«Credo che la “Besenzanica” o più conosciuta ferrovia della Roma Nord abbia avuto un ruolo fondamentale nello sviluppo dei nostri territori. Attualmente svolge un ruolo importantissimo nel trasporto dei pendolari e degli studenti nelle tratte Civita Castellana – Roma , Civita Castellana – Viterbo e viceversa. Due tratte della stessa ferrovia che presentano problemi, traffico di passeggeri e funzionalità diverse tra loro ma accomunate da un’unica speranza: la volontà di mantenere il servizio ed il funzionamento dello stesso.

Certamente – osserva Fabio Menicacci, Sindaco di Soriano nel Cimino – fare un viaggio da Roma Piazzale Flaminio a Viterbo, con gli attuali tempi di percorrenza è quasi un’Odissea ma l’importanza della tratta ferroviaria non può essere messa in dubbio.

Da settembre a Giugno svolge e speriamo svolgerà un servizio insostituibile che potrebbe veramente sostituire il servizio su gomma nei comuni che attraversa risparmiando notevolmente sui costi del servizio.

Il periodo estivo, da anni se ne parla, potrebbe essere utilizzato come servizio turistico.

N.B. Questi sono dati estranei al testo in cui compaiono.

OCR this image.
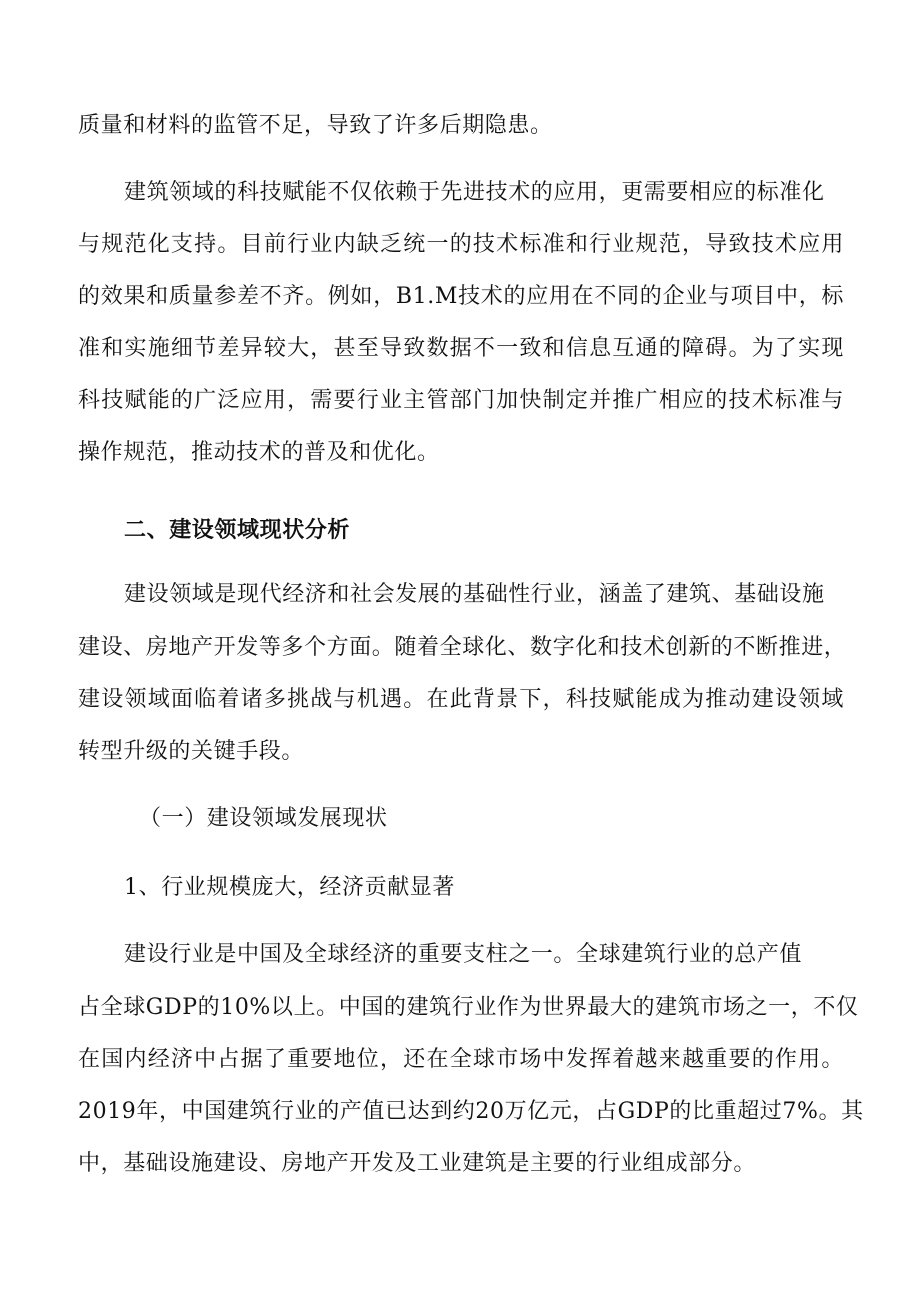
质量和材料的监管不足，导致了许多后期隐患。
建筑领域的科技赋能不仅依赖于先进技术的应用，更需要相应的标准化
与规范化支持。目前行业内缺乏统一的技术标准和行业规范，导致技术应用
的效果和质量参差不齐。例如，B1.M技术的应用在不同的企业与项目中，标
准和实施细节差异较大，甚至导致数据不一致和信息互通的障碍。为了实现
科技赋能的广泛应用，需要行业主管部门加快制定并推广相应的技术标准与
操作规范，推动技术的普及和优化。
二、建设领域现状分析
建设领域是现代经济和社会发展的基础性行业，涵盖了建筑、基础设施
建设、房地产开发等多个方面。随着全球化、数字化和技术创新的不断推进，
建设领域面临着诸多挑战与机遇。在此背景下，科技赋能成为推动建设领域
转型升级的关键手段。
（一）建设领域发展现状
1、行业规模庞大，经济贡献显著
建设行业是中国及全球经济的重要支柱之一。全球建筑行业的总产值
占全球GDP的10%以上。中国的建筑行业作为世界最大的建筑市场之一，不仅
在国内经济中占据了重要地位，还在全球市场中发挥着越来越重要的作用。
2019年，中国建筑行业的产值已达到约20万亿元，占GDP的比重超过7%。其
中，基础设施建设、房地产开发及工业建筑是主要的行业组成部分。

I problemi di questi giorni hanno, se ce ne fosse bisogno, accentuato la cattiva gestione dell’ATac, peraltro se non ricordo male ammessa a concordato preventivo. La stessa ATAC che non ha dato per nulla peso ad una petizione popolare che voleva lasciare funzionanti le fermate della Selva del Grosso e Santa Lucia, nel territorio di Soriano nel Cimino, nonostante servivano giornalmente circa 70 passeggere lavoratori e studenti , infischiandosene della richiesta firmata da circa mille persone e tre sindaci.

Ho partecipato alla riunione che si e tenuta in Regione mercoledi u.s., ( qualcuno mi ha detto che non ero invitato) e parteciperò a quella che si terrà martedi p.v. ( a questa invitato) per discutere sul futuro e sui lavori che dovrebbero essere fatti su tutta la linea. Da quello che ho appreso i ritardi di questi giorni sono dovuti al decreto del 1.7.2019 di ANSF che regola la sicurezza del trasporto pubblico.

Però ho anche capito che non può continuare questa gestione ATAC della ferrovia .

L’altra certezza che credo di avere è il grande sforzo economico (circa 400milioni di €) che la Regione Lazio ha preventivato per l’ammodernamento della tratta ferroviaria e che fa ben sperare sulla non soppressione del servizio. Specialmente del tratto Civita Castellana – Viterbo.

Può essere imboccata la strada giusta se si lavora tutti insieme compresi i sindaci dei comuni interessati».